The sound cut through the air.
And through me.

I had never seen an animal killed like this before—alive, in front of me. I was captivated in a way. I moved closer, unable to look away. Another pole went in. Deeper. Tears filled the boar’s eyes.

He wanted to live.
Desperately. Earnestly.
He didn’t want to die.

I was standing right above his head. His eyes and my eyes—we were looking at each other.

His eyes held fear, sorrow, resistance. The dying took time. Breath by breath, his body fought. I felt the pain pass into my own chest.

Between us, something unmistakable was happening.
A moment of direct knowing. I remembered something I had once read:

“When we eat meat, we consume not only protein, but also the emotional state stored in the animal’s body at death.”

The body stores experience.
Not metaphorically. Literally.

Trauma researchers call this somatic memory. Emotions are not just mental events—they are physiological states carried through the nervous system, tissues, and cells.

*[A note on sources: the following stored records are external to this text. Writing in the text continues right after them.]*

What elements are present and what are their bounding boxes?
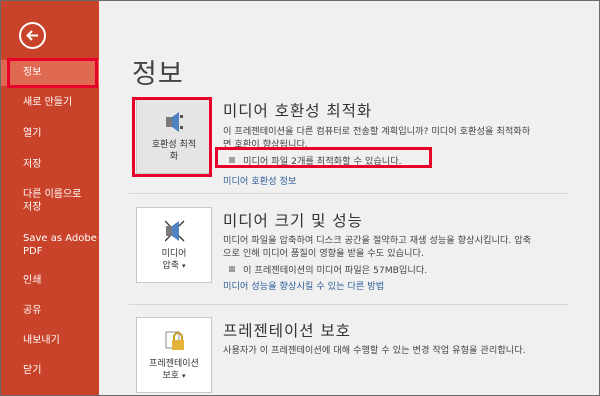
divider — [129, 304, 569, 305]
tile-label-text: 보호 — [162, 371, 180, 381]
sidebar-item-save-as[interactable]: 다른 이름으로 저장 — [1, 188, 99, 214]
description-line: 사용자가 이 프레젠테이션에 대해 수행할 수 있는 변경 작업 유형을 관리합… — [223, 345, 526, 356]
tile-label: 보호 ▾ — [137, 370, 211, 382]
section-title: 프레젠테이션 보호 — [223, 322, 352, 340]
sidebar-item-new[interactable]: 새로 만들기 — [1, 96, 99, 109]
tile-label-text: 압축 — [162, 261, 180, 271]
divider — [129, 193, 569, 194]
section-description: 이 프레젠테이션을 다른 컴퓨터로 전송할 계획입니까? 미디어 호환성을 최적… — [223, 125, 568, 151]
bullet-text: 이 프레젠테이션의 미디어 파일은 57MB입니다. — [243, 265, 428, 276]
chevron-down-icon: ▾ — [181, 262, 186, 270]
sidebar-item-label: 인쇄 — [23, 275, 42, 286]
sidebar-item-label: PDF — [23, 246, 43, 257]
bullet-square-icon — [229, 157, 235, 163]
status-bullet: 이 프레젠테이션의 미디어 파일은 57MB입니다. — [229, 262, 427, 276]
backstage-sidebar: 정보 새로 만들기 열기 저장 다른 이름으로 저장 Save as Adobe… — [1, 1, 99, 395]
bullet-text: 미디어 파일 2개를 최적화할 수 있습니다. — [243, 156, 402, 167]
sidebar-item-close[interactable]: 닫기 — [1, 364, 99, 377]
sidebar-item-open[interactable]: 열기 — [1, 127, 99, 140]
backstage-main: 정보 호환성 최적 화 미디어 호환성 최적화 이 프레젠테이션을 다른 컴퓨터… — [99, 1, 599, 395]
sidebar-item-label: 새로 만들기 — [23, 97, 73, 108]
lock-icon — [165, 331, 184, 350]
optimize-compatibility-button[interactable]: 호환성 최적 화 — [136, 98, 212, 174]
sidebar-item-label: Save as Adobe — [23, 233, 97, 244]
section-description: 미디어 파일을 압축하여 디스크 공간을 절약하고 재생 성능을 향상시킵니다.… — [223, 234, 568, 260]
section-title: 미디어 크기 및 성능 — [223, 212, 363, 230]
sidebar-item-export[interactable]: 내보내기 — [1, 334, 99, 347]
chevron-down-icon: ▾ — [181, 372, 186, 380]
description-line: 으로 인해 미디어 품질이 영향을 받을 수도 있습니다. — [223, 248, 424, 259]
sidebar-item-label: 정보 — [23, 67, 42, 78]
sidebar-item-label: 공유 — [23, 305, 42, 316]
section-title: 미디어 호환성 최적화 — [223, 102, 373, 120]
compress-media-icon — [165, 220, 185, 242]
powerpoint-backstage-window: 정보 새로 만들기 열기 저장 다른 이름으로 저장 Save as Adobe… — [0, 0, 600, 396]
sidebar-item-print[interactable]: 인쇄 — [1, 274, 99, 287]
sidebar-item-label: 내보내기 — [23, 335, 60, 346]
sidebar-item-share[interactable]: 공유 — [1, 304, 99, 317]
description-line: 면 호환이 향상됩니다. — [223, 139, 308, 150]
section-description: 사용자가 이 프레젠테이션에 대해 수행할 수 있는 변경 작업 유형을 관리합… — [223, 344, 568, 357]
arrow-left-icon — [26, 30, 38, 41]
bullet-square-icon — [229, 266, 235, 272]
sidebar-item-label: 다른 이름으로 — [23, 189, 82, 200]
tile-label: 미디어 — [161, 249, 187, 259]
sidebar-item-label: 저장 — [23, 202, 42, 213]
sidebar-item-info[interactable]: 정보 — [1, 60, 99, 86]
sidebar-item-label: 닫기 — [23, 365, 42, 376]
compress-media-button[interactable]: 미디어 압축 ▾ — [136, 207, 212, 283]
sidebar-item-label: 열기 — [23, 128, 42, 139]
sidebar-item-save[interactable]: 저장 — [1, 158, 99, 171]
sidebar-item-label: 저장 — [23, 159, 42, 170]
page-title: 정보 — [132, 59, 184, 90]
media-performance-link[interactable]: 미디어 성능을 향상시킬 수 있는 다른 방법 — [223, 278, 384, 292]
media-compatibility-info-link[interactable]: 미디어 호환성 정보 — [223, 173, 296, 187]
tile-label: 프레젠테이션 — [149, 359, 199, 369]
description-line: 미디어 파일을 압축하여 디스크 공간을 절약하고 재생 성능을 향상시킵니다.… — [223, 235, 532, 246]
status-bullet: 미디어 파일 2개를 최적화할 수 있습니다. — [229, 153, 402, 167]
sidebar-item-save-as-adobe-pdf[interactable]: Save as Adobe PDF — [1, 232, 99, 258]
tile-label: 압축 ▾ — [137, 260, 211, 272]
description-line: 이 프레젠테이션을 다른 컴퓨터로 전송할 계획입니까? 미디어 호환성을 최적… — [223, 126, 531, 137]
protect-presentation-button[interactable]: 프레젠테이션 보호 ▾ — [136, 317, 212, 393]
back-button[interactable] — [19, 22, 46, 49]
tile-label: 호환성 최적 — [151, 140, 197, 150]
media-optimize-icon — [166, 112, 183, 132]
tile-label: 화 — [169, 152, 179, 162]
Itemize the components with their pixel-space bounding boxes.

Animals sense death. Fear floods their bodies. Stress hormones spike. Muscles tighten. Breath shortens. That state remains in the flesh.

And then we eat it.

After witnessing that boar’s death, I couldn’t eat meat for a long time. A lifelong carnivore, I became vegetarian overnight. I couldn’t stop replaying the boar’s eye contact—his emotions, his screams. I couldn’t stop wondering what I had been consuming all these years—emotionally.

Is this why modern life feels so angry?
So aggressive and stressed?
So numb?

The Buddha called this āhāra—nourishment. Not only food, but what we consume through the senses, thoughts, and emotions. Everything we take in shapes the body and mind.